The rule-based judge is very benevolent.Default threshold 0.30 and base score 0.7: even with several moderate penalties, the score stays above. Conscious: in v1.1 the real filter is the guard, the judge only marks outliers in the log.v1.2 with LLM judge: the threshold will mean more, and the score distribution will be wider.
No structured explanation of refusal to the user.When the vaglio denies, the planner shows the textual reason but does not build a card «why I said no and what you can do». The refusal UX is minimal.v1.2: integration with approval_ux for dialogic refusals.
No interactive vaglio.The v1.1 vaglio is a pure function: input args, output Verdict. It cannot ask «are you sure?» or request confirmation.v1.2: integration with the dialog manager for authorisation requests (see approval_ux).

10. Configurables

The configuration of the v1.1 vaglio is minimal, and this minimality is deliberate.

WhatWhereDefaultNotes
METNOS_JUDGE_THRESHOLDEnvironment variable.0.30Below this, the judge denies. Read at module import time (runtime/vaglio.py:40): to change it at runtime use importlib.reload(vaglio).
VAGLIO_LOG_DIRModule constant (not env).~/.local/share/metnos/vaglio/Changing the log destination would require a code edit. Deliberately not a parameter: the log is a system invariant, not a user preference.
_FORBIDDEN_PATH_PATTERNSModule constant, encoded.11 regexes (see ch. 3).Not configurable. Modifying them requires a code edit and a new deploy. Deliberate: ch. 5 of the Architecture, «non-negotiable core».
_DANGEROUS_SHELL_PATTERNSModule constant, encoded.6 regexes (see ch. 3).Not configurable. Same reasoning: the list of shell quasi-irrecoverable commands does not loosen.
Deliberately few configurations.

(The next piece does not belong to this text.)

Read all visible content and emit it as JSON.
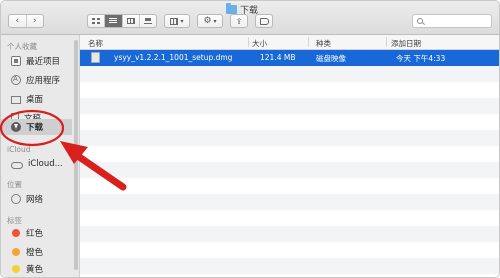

When the vaglio becomes more configurable (in v1.2 with LLM judge there will be the provider, the prompt, the budget, possibly the fallback), every new knob will need to be justified. The philosophy: the ethical filter has so few dials on purpose. What cannot be configured cannot be misconfigured.

Final notes

The vaglio is a small component (~210 lines of Python) but architecturally central. The two-phase shape is the price of robustness: a binary guard that is not up for debate, a graded judge that evolves. Today's guard will protect even from tomorrow's judge, because it will have proved stable across versions of the judge.

The microdesign of this module was validated by the code before the document: the module went live on April 27, 2026, passed 13 own tests and 172 integration tests, and this doc describes what runs. Not the other way around.